There is a Facebook page in Polish called The Brief – co znosi psychika grafika; they publish various funny or frustrating dialogues between graphic designers and clients. Some time ago they posted following image:
The dialogue translates:
[Designer]: what colours do you prefer for your project?
[Client]: It doesn’t matter, I can afford any colour.
As a medievalist I must say I actually find that client rather reasonable: for me it is obvious that the colours may be cheap or expensive. That is why I used that image to create my own meme – probably understandable only for a few lovers of the Middle Ages:
The colours in Old Masters’ pieces were never random. They were selected considering various factors: costs of pigments, symbolic meaning of each colour, and also the requirements of certain artistic techniques (for example, for stained-glasses mostly metal oxides could have been used, as resistant to the temperature required for melting glass).

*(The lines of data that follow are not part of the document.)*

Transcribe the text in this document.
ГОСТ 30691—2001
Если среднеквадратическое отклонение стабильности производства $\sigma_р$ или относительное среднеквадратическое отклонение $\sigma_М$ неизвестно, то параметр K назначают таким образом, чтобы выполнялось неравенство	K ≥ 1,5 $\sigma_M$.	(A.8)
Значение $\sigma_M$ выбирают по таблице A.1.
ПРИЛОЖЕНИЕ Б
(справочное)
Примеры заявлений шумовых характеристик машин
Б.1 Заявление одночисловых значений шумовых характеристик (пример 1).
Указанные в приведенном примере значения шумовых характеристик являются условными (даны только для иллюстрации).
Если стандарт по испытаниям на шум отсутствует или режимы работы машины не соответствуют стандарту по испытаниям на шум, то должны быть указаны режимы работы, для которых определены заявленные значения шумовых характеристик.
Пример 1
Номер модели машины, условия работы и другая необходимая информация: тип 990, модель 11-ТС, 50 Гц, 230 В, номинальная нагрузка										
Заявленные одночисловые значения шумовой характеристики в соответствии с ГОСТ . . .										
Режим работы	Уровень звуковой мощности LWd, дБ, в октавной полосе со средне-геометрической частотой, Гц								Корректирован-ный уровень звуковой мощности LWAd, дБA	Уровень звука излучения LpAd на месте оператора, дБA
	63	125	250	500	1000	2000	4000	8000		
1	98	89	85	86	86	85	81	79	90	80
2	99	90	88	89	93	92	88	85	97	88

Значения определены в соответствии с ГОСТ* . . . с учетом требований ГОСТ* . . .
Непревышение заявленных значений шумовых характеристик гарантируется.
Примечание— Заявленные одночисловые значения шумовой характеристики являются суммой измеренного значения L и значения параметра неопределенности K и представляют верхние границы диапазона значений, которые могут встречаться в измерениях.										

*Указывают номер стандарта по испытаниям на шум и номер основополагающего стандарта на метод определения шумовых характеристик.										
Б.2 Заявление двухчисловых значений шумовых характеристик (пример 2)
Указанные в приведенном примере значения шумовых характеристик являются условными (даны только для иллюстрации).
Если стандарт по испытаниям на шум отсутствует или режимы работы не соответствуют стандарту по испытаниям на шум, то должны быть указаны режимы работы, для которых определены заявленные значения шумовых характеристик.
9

Of course the cost of certain colour depended on the worth of material that was used to produce the pigment. That also affected symbolic meaning of particular colours and its use, for example, for clothes of certain characters. As a result, Christ or Virgin Mary have not been depicted as wearing green – not because it is a bad colour, but because it was not considered respectable. It was rather common, created of copper, hence cheap. Unlike blue or purple, for instance.

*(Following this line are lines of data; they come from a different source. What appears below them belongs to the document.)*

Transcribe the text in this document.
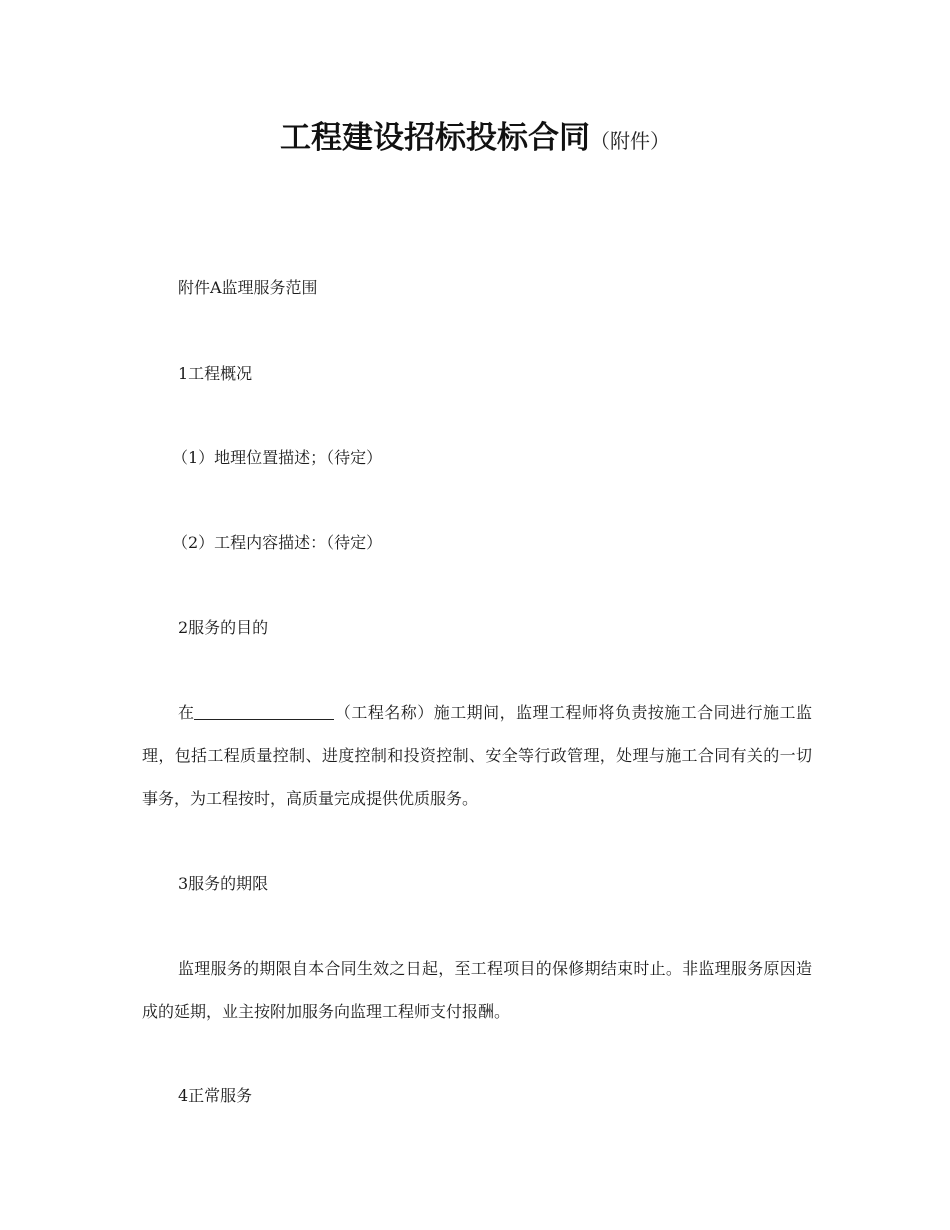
工程建设招标投标合同（附件）
附件A监理服务范围
1工程概况
（1）地理位置描述；（待定）
（2）工程内容描述：（待定）
2服务的目的
在	（工程名称）施工期间，监理工程师将负责按施工合同进行施工监理，包括工程质量控制、进度控制和投资控制、安全等行政管理，处理与施工合同有关的一切事务，为工程按时，高质量完成提供优质服务。
3服务的期限
监理服务的期限自本合同生效之日起，至工程项目的保修期结束时止。非监理服务原因造成的延期，业主按附加服务向监理工程师支付报酬。
4正常服务
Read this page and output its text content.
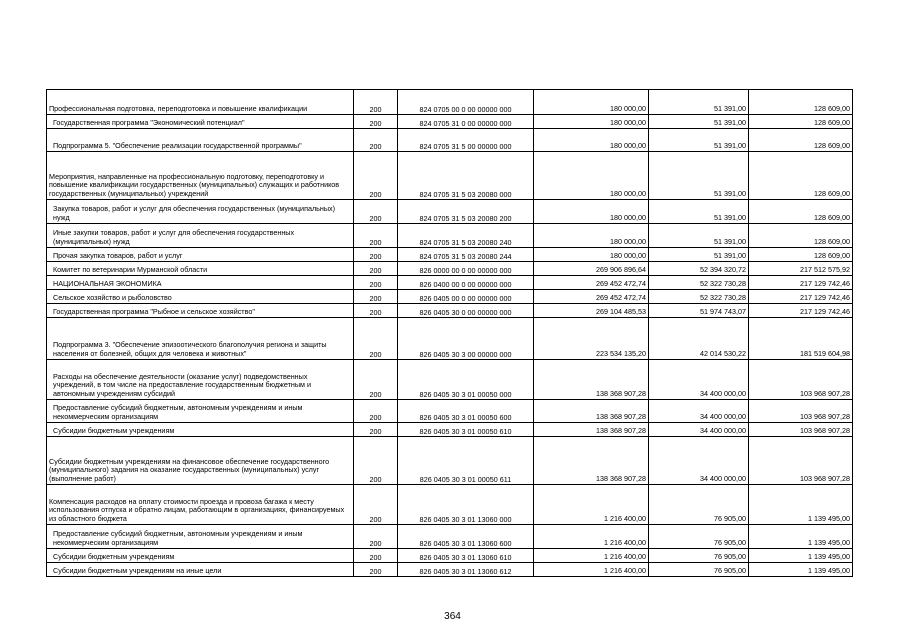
Профессиональная подготовка, переподготовка и повышение квалификации	200	824 0705 00 0 00 00000 000	180 000,00	51 391,00	128 609,00
Государственная программа "Экономический потенциал"	200	824 0705 31 0 00 00000 000	180 000,00	51 391,00	128 609,00
Подпрограмма 5. "Обеспечение реализации государственной программы"	200	824 0705 31 5 00 00000 000	180 000,00	51 391,00	128 609,00
Мероприятия, направленные на профессиональную подготовку, переподготовку и повышение квалификации государственных (муниципальных) служащих и работников государственных (муниципальных) учреждений	200	824 0705 31 5 03 20080 000	180 000,00	51 391,00	128 609,00
Закупка товаров, работ и услуг для обеспечения государственных (муниципальных) нужд	200	824 0705 31 5 03 20080 200	180 000,00	51 391,00	128 609,00
Иные закупки товаров, работ и услуг для обеспечения государственных (муниципальных) нужд	200	824 0705 31 5 03 20080 240	180 000,00	51 391,00	128 609,00
Прочая закупка товаров, работ и услуг	200	824 0705 31 5 03 20080 244	180 000,00	51 391,00	128 609,00
Комитет по ветеринарии Мурманской области	200	826 0000 00 0 00 00000 000	269 906 896,64	52 394 320,72	217 512 575,92
НАЦИОНАЛЬНАЯ ЭКОНОМИКА	200	826 0400 00 0 00 00000 000	269 452 472,74	52 322 730,28	217 129 742,46
Сельское хозяйство и рыболовство	200	826 0405 00 0 00 00000 000	269 452 472,74	52 322 730,28	217 129 742,46
Государственная программа "Рыбное и сельское хозяйство"	200	826 0405 30 0 00 00000 000	269 104 485,53	51 974 743,07	217 129 742,46
Подпрограмма 3. "Обеспечение эпизоотического благополучия региона и защиты населения от болезней, общих для человека и животных"	200	826 0405 30 3 00 00000 000	223 534 135,20	42 014 530,22	181 519 604,98
Расходы на обеспечение деятельности (оказание услуг) подведомственных учреждений, в том числе на предоставление государственным бюджетным и автономным учреждениям субсидий	200	826 0405 30 3 01 00050 000	138 368 907,28	34 400 000,00	103 968 907,28
Предоставление субсидий бюджетным, автономным учреждениям и иным некоммерческим организациям	200	826 0405 30 3 01 00050 600	138 368 907,28	34 400 000,00	103 968 907,28
Субсидии бюджетным учреждениям	200	826 0405 30 3 01 00050 610	138 368 907,28	34 400 000,00	103 968 907,28
Субсидии бюджетным учреждениям на финансовое обеспечение государственного (муниципального) задания на оказание государственных (муниципальных) услуг (выполнение работ)	200	826 0405 30 3 01 00050 611	138 368 907,28	34 400 000,00	103 968 907,28
Компенсация расходов на оплату стоимости проезда и провоза багажа к месту использования отпуска и обратно лицам, работающим в организациях, финансируемых из областного бюджета	200	826 0405 30 3 01 13060 000	1 216 400,00	76 905,00	1 139 495,00
Предоставление субсидий бюджетным, автономным учреждениям и иным некоммерческим организациям	200	826 0405 30 3 01 13060 600	1 216 400,00	76 905,00	1 139 495,00
Субсидии бюджетным учреждениям	200	826 0405 30 3 01 13060 610	1 216 400,00	76 905,00	1 139 495,00
Субсидии бюджетным учреждениям на иные цели	200	826 0405 30 3 01 13060 612	1 216 400,00	76 905,00	1 139 495,00
364
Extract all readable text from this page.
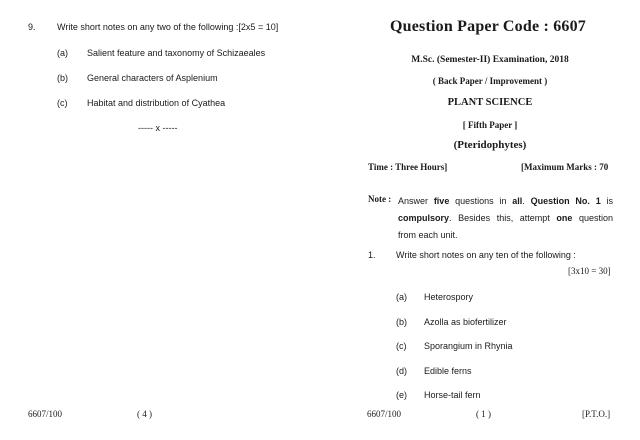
9. Write short notes on any two of the following :[2x5 = 10]
(a) Salient feature and taxonomy of Schizaeales
(b) General characters of Asplenium
(c) Habitat and distribution of Cyathea
----- x -----
6607/100	( 4 )
Question Paper Code : 6607
M.Sc. (Semester-II) Examination, 2018
( Back Paper / Improvement )
PLANT SCIENCE
[ Fifth Paper ]
(Pteridophytes)
Time : Three Hours]	[Maximum Marks : 70
Note : Answer five questions in all. Question No. 1 is compulsory. Besides this, attempt one question from each unit.
1. Write short notes on any ten of the following :
[3x10 = 30]
(a) Heterospory
(b) Azolla as biofertilizer
(c) Sporangium in Rhynia
(d) Edible ferns
(e) Horse-tail fern
6607/100	( 1 )	[P.T.O.]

A noble deep blue colour, very expensive, was made of a rare mineral called lapis lazuli. Of course it may have been substituted with cheaper option, like more common copper mineral called azurite. Anyway, because of the various worth of certain pigments, the contracts between donors and artists often precisely specified what colours should be used in certain commission.
Symbolic meaning of blue was also based on the fact that it is a colour of sky, so it was related to Heaven. Ancient Israelites’ highest priests wore blue as a sign of their direct relation with God, and the Old Testament defined blue as one of the royal colours. The other was purple – one of the most expensive colours of the ancient world. It was produced of the certain species of sea snails and it could vary in shade, from reddish to deep violet. In his “Ars Amatoria” Ovid criticized ladies who spent too much, wearing Tyrian purple-dyed clothes:
Costly apparel let the fair one fly,
Enrich’d with gold, or with the Tyrian dye,
What folly must in such expense appear,
When more becoming colors are less dear!
[P. Ovidius Naso. Ovid’s Art of Love (in three Books), the Remedy of Love, the Art of Beauty, the Court of Love, the History of Love, and Amours. Anne Mahoney. edited for Perseus. New York. Calvin Blanchard. 1855.]

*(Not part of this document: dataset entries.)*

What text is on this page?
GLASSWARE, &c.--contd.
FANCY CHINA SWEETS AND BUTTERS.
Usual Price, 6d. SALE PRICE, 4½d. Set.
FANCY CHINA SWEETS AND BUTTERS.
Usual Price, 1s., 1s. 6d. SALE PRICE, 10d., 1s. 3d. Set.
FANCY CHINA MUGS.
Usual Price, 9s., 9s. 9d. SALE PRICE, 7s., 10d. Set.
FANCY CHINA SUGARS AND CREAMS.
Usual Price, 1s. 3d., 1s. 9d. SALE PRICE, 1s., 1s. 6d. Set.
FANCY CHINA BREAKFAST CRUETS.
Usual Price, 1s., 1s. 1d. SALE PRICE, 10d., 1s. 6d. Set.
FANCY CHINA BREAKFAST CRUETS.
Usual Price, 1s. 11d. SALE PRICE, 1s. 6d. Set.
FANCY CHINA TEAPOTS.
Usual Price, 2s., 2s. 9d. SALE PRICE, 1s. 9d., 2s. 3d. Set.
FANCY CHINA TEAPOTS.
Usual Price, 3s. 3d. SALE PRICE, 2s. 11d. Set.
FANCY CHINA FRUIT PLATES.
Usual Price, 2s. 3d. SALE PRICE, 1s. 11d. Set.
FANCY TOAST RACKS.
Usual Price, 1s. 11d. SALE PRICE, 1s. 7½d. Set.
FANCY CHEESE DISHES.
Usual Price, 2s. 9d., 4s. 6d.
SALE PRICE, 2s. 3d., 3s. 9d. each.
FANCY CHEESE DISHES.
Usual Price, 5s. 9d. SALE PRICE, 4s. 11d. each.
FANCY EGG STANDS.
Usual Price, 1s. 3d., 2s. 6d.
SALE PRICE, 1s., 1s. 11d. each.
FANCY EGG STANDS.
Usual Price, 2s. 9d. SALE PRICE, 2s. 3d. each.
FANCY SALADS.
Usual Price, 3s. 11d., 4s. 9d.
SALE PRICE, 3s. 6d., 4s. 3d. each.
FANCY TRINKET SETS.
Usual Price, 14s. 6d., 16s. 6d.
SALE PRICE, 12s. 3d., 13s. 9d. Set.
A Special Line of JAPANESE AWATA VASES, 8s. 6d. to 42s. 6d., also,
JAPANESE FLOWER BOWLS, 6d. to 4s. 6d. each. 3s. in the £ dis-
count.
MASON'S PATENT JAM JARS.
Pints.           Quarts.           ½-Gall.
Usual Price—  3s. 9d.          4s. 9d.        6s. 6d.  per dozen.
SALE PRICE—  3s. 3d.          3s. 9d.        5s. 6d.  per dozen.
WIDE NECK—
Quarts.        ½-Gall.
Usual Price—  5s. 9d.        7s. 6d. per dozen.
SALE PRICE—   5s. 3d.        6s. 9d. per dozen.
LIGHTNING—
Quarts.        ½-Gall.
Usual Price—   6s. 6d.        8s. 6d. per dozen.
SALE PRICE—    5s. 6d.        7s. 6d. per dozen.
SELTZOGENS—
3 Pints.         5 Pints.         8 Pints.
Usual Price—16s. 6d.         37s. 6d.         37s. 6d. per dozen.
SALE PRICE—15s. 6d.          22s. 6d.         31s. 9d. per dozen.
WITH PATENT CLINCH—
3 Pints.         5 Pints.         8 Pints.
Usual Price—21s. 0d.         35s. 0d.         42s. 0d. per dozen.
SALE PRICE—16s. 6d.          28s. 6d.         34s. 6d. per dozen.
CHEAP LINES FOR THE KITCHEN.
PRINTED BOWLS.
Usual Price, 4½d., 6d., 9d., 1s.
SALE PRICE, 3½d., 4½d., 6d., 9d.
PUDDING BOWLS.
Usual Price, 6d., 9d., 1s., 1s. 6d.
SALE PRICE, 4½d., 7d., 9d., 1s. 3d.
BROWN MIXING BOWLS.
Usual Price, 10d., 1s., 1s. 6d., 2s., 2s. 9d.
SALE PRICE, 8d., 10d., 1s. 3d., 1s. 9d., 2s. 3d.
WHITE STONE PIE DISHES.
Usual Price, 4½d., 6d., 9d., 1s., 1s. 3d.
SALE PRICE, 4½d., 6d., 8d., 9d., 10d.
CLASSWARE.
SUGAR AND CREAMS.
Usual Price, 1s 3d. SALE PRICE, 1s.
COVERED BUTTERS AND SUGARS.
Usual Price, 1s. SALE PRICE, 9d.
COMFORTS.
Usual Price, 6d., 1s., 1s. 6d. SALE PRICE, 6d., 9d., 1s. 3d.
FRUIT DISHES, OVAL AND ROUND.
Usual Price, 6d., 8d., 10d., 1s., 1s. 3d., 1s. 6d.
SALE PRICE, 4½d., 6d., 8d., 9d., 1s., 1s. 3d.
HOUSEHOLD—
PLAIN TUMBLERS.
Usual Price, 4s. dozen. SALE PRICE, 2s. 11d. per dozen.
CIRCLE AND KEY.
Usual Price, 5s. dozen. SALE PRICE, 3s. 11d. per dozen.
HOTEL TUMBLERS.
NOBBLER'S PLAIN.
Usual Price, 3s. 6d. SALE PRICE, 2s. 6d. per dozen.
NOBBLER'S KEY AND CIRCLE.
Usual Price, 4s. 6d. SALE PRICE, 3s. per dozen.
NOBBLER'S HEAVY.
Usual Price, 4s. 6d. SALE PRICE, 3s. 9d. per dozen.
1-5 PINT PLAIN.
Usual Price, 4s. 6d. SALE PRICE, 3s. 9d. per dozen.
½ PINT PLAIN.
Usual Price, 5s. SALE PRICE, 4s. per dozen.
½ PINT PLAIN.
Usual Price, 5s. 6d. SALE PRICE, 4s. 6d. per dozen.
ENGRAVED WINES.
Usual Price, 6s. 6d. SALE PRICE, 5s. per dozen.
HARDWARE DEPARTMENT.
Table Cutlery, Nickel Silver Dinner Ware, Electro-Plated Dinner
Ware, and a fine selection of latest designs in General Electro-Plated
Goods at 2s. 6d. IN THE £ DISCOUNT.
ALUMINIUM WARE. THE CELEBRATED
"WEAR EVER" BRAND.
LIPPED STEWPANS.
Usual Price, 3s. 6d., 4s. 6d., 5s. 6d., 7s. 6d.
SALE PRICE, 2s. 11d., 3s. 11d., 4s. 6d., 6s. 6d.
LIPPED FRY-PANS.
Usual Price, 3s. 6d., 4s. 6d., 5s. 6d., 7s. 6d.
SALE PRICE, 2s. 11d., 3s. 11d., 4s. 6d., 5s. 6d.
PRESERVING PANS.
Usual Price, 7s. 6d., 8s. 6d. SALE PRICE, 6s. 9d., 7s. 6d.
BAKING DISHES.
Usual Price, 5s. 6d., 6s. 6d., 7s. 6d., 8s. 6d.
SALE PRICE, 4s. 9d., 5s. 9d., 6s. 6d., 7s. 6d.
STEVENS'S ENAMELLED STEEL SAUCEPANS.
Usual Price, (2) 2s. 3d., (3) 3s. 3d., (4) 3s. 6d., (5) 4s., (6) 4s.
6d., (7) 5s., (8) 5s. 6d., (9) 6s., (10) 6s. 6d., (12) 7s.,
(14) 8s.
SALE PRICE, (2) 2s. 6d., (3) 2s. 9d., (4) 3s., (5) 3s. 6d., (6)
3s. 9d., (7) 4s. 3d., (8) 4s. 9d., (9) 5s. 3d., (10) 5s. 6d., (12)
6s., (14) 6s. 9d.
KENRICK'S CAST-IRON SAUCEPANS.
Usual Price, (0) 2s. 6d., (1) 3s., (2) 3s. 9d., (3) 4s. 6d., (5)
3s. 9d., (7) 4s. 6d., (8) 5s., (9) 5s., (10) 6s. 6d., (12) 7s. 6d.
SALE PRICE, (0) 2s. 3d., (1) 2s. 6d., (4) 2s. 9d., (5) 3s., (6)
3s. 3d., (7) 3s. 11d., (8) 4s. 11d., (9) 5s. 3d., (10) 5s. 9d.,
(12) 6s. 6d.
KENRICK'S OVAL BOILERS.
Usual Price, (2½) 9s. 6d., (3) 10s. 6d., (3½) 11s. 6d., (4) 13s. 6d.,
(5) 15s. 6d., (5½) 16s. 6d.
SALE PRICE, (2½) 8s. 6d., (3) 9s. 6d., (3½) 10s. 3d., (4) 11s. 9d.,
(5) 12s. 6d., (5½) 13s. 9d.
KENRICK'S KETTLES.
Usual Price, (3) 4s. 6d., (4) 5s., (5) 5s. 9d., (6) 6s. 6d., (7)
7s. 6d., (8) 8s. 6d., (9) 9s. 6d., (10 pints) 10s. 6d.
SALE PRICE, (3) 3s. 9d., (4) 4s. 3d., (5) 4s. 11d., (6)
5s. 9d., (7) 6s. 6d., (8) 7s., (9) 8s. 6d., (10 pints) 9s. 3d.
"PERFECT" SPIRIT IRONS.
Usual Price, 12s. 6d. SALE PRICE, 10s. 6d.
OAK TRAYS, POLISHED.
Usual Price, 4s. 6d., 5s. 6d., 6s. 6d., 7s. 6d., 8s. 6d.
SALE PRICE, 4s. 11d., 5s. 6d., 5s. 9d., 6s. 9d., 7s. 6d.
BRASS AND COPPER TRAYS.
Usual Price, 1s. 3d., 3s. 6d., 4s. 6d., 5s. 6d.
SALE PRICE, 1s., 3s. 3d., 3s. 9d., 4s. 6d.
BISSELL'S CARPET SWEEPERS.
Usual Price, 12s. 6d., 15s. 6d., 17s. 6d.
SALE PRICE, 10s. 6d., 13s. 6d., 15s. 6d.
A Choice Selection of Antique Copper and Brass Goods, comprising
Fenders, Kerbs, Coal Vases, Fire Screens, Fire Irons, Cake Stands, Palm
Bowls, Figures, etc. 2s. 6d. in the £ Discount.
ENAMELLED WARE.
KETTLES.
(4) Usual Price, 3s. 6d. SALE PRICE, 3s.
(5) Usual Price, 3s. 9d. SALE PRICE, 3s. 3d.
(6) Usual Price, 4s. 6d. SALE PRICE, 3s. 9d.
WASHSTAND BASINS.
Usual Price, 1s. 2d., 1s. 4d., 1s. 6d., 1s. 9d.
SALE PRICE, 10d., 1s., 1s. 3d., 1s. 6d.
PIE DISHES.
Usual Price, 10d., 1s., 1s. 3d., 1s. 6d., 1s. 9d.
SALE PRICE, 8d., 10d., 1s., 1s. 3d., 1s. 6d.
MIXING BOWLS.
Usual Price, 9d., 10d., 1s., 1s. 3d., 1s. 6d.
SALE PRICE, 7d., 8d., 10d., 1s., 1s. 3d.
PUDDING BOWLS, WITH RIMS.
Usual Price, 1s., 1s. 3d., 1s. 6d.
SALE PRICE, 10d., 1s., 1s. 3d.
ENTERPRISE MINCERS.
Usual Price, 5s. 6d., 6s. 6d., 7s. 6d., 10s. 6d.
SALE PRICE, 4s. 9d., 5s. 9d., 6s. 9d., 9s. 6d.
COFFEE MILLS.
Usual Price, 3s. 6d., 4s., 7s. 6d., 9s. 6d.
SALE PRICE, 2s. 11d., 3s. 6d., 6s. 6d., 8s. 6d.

Purple scarlet was a “saint” colour, divine and royal. In the Byzantine Empire the heir to the throne was “born in purple” and so gained the title Porphyrogénnētos, which referred both to purple sheets, as well to red stone called porphyry, which decorated royal room. In the Byzantine and Orthodox Nativities we may see Virgin Mary lying on a sort of red cushion: that is because, despite of being poor and lying in the cave, she has just gave birth to the Emperor of the World.
And for the end of this post I must admit that there is quite a shameful note on a certain painter, which relates to the issue of the pigments, and that painter – unfortunately – is believed to have been from Poland. In 1485 in Bruges, certain Claeys Polains was accused of forging the pigments! Apparently even coulors may be a subject of speculation and fraud.